Кое-кого, если не ошибаюсь, Аркадий Исаакович взял в свою труппу. Но факт, что
со сцены исчез еврейский язык... А Райкин сам по себе и на русском языке был
еврейским театром.
Я не хочу отодвинуть в
небытие остальных артистов Театра миниатюр под руководством Райкина. Они сами
наступали на горло собственной песне. Да и мы, авторы, вместе с ними
«отыгрывали короля» – зритель не только не знал наших фамилий – он вообще не
подозревал о нашем существовании. А между тем райкинские авторы: от Владимира
Соломоновича Полякова и до Жванецкого – это тоже еврейский театр Райкина.
Порой, подбирая авторов, Аркадий Исаакович ходил по краю пропасти. Так, Александр
Хазин, который попал в доклад Жданова и постановление ЦК вместе с Ахматовой и
Зощенко с клеймом «пошляк Хазин», был даже оформлен заведующим литературной
частью и получал зарплату.
Но всех – актеров,
режиссеров, драматургов – Райкин жестко, даже жестоко подминал под себя, под
свои замыслы. Его тяжелую руку мы испытали на себе при первой встрече. Нас с
Володей Тихвинским (с ним мы более тридцати лет проработали в паре) представил
Аркадию Исааковичу турецкий поэт Назым Хикмет. Переводчица Хикмета Муза Павлова
привезла нас на машине в Переделкино на литфондовскую дачу, где он тогда жил.
Разговор носил какой-то польско-турецко-еврейский характер. Бежав из турецкой
тюрьмы, Назым принял не советское, а польское подданство, потому что,
естественно, не хотел, чтобы с ним проделали то, что Сталин уже проделал с
другими турецкими коммунистами. И, конечно, тут же выплыл анекдот о еврее,
который принял турецкое подданство, – «затурканный еврей», а потом, как всегда
бывает, еврейский вопрос возобладал над всеми другими вопросами – и Назым
завелся на анекдоты про пана Кона (под этой фамилией в Польше и Чехословакии
фигурирует наш родной Рабинович). Например: Кона спрашивают при приеме в
партию:
– Что вы будете
делать, если откроют границу с ФРГ?
– Я залезу на
дерево.
– Зачем?!
– Чтобы меня не
затоптали, когда все кинутся туда.
Словом, этот вечер с
лауреатом Международной ленинской премии мира прошел в атмосфере сплошной
антисоветчины. И когда на выезде с литфондовской дачи нам преградила дорогу
«Волга», став поперек шоссе, и из нее вышли двое в кожаных пальто – я как-то
даже не очень удивился. Скорей всего, дача была нашпигована микрофонами... Один
«кожан», высокий (его лица я не разглядел – видел только кожаную грудь)
каким-то «засекреченным» голосом назвал мою фамилию (откуда он мог ее узнать на
шоссе?) и велел пройти в машину.

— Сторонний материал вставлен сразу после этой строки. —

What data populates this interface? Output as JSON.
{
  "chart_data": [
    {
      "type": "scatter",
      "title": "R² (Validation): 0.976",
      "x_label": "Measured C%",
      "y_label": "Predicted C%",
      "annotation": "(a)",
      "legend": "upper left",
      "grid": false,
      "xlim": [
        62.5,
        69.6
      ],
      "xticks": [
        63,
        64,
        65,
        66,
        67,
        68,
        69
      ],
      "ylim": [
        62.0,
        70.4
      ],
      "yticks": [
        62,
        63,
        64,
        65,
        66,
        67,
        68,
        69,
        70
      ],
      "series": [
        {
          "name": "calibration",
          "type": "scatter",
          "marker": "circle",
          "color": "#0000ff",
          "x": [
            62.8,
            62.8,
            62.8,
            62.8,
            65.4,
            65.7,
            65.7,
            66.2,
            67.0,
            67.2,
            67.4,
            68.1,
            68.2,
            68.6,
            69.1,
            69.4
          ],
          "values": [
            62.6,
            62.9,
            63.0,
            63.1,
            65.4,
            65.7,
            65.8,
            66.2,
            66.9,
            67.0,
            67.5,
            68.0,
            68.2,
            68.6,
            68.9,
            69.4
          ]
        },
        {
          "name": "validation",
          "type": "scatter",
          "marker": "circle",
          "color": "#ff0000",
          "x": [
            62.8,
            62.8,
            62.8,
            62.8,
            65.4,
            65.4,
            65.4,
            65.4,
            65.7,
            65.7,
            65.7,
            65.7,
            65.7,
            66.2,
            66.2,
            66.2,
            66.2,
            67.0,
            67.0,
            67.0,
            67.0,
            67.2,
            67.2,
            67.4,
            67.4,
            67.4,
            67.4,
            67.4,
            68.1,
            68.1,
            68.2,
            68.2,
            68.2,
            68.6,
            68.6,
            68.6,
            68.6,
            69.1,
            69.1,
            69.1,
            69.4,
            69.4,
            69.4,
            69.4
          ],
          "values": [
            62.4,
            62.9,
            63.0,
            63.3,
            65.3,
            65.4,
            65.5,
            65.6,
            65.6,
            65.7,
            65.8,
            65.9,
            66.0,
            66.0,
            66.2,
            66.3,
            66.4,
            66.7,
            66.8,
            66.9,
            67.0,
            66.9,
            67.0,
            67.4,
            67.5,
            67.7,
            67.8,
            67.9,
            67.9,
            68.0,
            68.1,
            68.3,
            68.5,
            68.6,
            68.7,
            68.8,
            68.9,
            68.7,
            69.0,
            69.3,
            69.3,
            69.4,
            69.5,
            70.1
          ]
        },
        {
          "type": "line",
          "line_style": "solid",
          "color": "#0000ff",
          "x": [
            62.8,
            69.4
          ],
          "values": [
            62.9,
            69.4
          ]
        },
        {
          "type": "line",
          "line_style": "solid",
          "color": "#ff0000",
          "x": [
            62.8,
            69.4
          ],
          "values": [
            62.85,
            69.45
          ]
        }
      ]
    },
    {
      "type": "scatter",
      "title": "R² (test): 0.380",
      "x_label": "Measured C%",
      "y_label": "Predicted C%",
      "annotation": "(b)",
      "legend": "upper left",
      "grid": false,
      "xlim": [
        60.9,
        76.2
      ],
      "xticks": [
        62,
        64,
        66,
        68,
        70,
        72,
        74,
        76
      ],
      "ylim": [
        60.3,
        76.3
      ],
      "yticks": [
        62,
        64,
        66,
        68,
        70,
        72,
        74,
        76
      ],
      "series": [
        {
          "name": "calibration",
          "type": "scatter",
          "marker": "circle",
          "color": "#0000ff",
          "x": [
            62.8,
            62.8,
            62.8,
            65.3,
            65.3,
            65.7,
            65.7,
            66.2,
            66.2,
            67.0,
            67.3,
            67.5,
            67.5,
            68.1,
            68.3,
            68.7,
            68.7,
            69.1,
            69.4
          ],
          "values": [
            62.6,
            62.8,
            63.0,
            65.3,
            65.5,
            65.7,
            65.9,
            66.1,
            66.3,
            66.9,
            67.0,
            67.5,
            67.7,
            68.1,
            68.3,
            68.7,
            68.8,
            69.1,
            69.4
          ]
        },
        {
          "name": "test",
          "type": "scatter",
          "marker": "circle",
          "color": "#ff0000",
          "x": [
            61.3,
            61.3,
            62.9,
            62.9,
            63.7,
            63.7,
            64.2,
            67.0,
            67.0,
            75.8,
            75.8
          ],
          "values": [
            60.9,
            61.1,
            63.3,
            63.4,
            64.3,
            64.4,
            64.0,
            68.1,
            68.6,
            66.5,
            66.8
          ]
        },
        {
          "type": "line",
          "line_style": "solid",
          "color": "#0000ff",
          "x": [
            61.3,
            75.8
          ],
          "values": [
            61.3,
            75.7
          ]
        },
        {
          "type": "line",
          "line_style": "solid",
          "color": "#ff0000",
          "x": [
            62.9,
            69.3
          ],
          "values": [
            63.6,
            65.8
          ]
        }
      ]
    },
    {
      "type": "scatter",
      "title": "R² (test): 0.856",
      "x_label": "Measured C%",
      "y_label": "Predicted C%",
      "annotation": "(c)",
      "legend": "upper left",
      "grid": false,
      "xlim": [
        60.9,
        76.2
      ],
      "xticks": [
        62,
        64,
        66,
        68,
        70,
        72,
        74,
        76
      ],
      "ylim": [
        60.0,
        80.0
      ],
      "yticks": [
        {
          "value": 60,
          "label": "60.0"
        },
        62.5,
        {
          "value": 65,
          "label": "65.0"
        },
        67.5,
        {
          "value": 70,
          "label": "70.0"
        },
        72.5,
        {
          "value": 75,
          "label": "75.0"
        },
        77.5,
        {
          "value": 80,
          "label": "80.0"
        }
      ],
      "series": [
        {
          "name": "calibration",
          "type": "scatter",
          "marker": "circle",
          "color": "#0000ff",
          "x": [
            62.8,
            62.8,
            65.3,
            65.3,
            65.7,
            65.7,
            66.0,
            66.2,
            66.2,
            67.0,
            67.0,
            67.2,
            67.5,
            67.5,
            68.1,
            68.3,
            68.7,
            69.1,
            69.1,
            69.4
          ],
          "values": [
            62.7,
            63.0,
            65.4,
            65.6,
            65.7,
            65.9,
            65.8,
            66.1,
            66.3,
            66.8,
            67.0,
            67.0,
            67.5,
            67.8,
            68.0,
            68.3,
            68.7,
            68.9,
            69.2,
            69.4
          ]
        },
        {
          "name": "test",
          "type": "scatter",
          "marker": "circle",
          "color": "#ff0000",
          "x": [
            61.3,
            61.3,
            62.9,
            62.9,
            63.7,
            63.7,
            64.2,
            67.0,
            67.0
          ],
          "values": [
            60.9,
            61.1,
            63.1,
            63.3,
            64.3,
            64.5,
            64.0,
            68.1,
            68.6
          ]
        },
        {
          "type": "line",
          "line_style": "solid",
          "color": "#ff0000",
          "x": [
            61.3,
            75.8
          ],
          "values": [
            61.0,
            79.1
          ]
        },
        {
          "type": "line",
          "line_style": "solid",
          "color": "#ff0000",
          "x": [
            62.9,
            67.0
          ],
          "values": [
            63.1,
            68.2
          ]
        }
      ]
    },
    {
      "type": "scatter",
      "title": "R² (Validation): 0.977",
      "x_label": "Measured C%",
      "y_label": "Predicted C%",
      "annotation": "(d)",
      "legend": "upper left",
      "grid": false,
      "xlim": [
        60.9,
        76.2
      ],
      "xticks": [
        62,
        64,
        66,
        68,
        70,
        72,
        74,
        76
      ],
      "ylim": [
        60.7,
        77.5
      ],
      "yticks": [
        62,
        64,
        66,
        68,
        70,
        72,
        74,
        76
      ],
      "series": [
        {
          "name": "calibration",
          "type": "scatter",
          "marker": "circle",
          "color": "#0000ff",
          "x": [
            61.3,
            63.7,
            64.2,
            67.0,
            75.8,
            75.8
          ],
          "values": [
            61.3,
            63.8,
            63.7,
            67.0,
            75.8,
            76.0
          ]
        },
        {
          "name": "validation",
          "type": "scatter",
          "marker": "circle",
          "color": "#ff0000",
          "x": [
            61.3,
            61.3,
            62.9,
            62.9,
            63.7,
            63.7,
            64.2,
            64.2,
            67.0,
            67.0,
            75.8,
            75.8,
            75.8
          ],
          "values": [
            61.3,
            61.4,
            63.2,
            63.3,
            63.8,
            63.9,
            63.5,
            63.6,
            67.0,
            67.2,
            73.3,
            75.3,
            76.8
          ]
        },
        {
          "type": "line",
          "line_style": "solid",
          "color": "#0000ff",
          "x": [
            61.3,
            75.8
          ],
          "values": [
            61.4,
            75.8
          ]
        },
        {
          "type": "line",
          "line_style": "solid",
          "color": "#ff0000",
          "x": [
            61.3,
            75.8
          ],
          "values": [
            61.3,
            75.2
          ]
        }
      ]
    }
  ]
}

Другой, приземистый, проделал то же самое с
Тихвинским... Но тут мы их стали узнавать: сперва приземистого – это был поэт
Гриша Поженян, мы с ним росли в Харькове в Мордвиновском переулке возле синагоги,
а второй, с «засекреченным» голосом, оказался... Райкиным. В жизни он только
так и разговаривал, как будто по секрету, потому что экономил голос, жесты,
сердце – все только для сцены. А явление Райкина на шоссе в Переделкино
объясняется просто: мы рассказали Хикмету свою пьесу «Говорящая кукла»: в
научно-исследовательском институте игрушки ученые изобрели куклу, которая ничем
не отличалась от директора института и говорила его голосом:
– Посоветуемся с
народом. Народ поможет, народ подскажет, народ – он знает кого куда.
Только эти слова он
твердит даже жене в постели, и ничего иного он бы не утвердил – вот ученые мужи
ничего иного и не изобретали. Но они зато защитили диссертации по говорящей
кукле, доложили наверх о величайшем научном достижении и даже поручили плотнику
сколотить тару для куклы – ящик в натуральную величину... И вдруг приезжает
комиссия по приемке. А куклы нет! И директор прячется от комиссии в ящике для
куклы, а потом (весь второй акт) доказывает, что он не кукла. Но никто, даже родная
жена, не верит, потому что он не находит слов, кроме «народ – он знает кого
куда», даже когда его заколачивают снова в ящик.
Назым, не вдаваясь в
подробности, решил, что этот сюжет – как раз для Райкина, и, ничего нам не
говоря, позвонил ему по телефону. А жил Райкин, гастролируя в Москве, тоже в
Переделкино, в Доме творчества. Там же и Поженян. Вот они по дороге за нами и
заехали... В результате – полнометражную пьесу мы сократили до миниатюры на
восемь минут, но зато тоже в двух актах. И очень скоро позвонил Райкин...
– Я у Льва
Абрамовича (Лев Абрамович – Лев Кассиль. Литературный материал Райкин, как
правило, испытывал на Кассиле).
– Мы тут все очень
смеялись, – продолжал Аркадий Исаакович постно-замогильным тоном, – очень. Я
это беру.
Мы были счастливы...
минут десять. Вдруг он снова звонит. На этот раз действительно смеется:
– Оказывается, там
был еще и второй акт. Руфь Марковна (Рома, жена Райкина) нашла еще какие-то
бумажки. Но это не имеет значения.
Веселые дела: до
развязки еще целый акт – и «не имеет значения!». Но, конечно, мы жаждали
увидеть, что получится из нашей пьесы в исполнении Райкина.
И если вы думаете, что
мы что-то увидели... Так-таки да – нет. Только в одном месте райкинского
спектакля нам почудилось «что-то около». Сценка называлась «Фиг» – фабрика
игрушек. Ни ящиков, ни ученых, ни говорящих кукол. На сцене стояли напольные
часы, и Райкин вешал пиджак на маятник. Я был так расстроен, что до сих пор не
помню, говорил ли он вообще что-то наше. Но одно запомнилось навсегда: Райкин –
не исполнитель, а творец. Хоть и не бог (не дай Бог творить кумиров!), но
высшей пробы профессионал. И пока мы не разгадали профессиональные секреты
райкинского театра, все, что могло остаться от нашей драматургии, – так это
только «Фиг».
Среди эстрадных авторов
ходила байка: как артист-разговорник работает с автором.
– У меня, – говорит
артист, – родился гениальный ход для интермедии: выходим мы вдвоем с партнером.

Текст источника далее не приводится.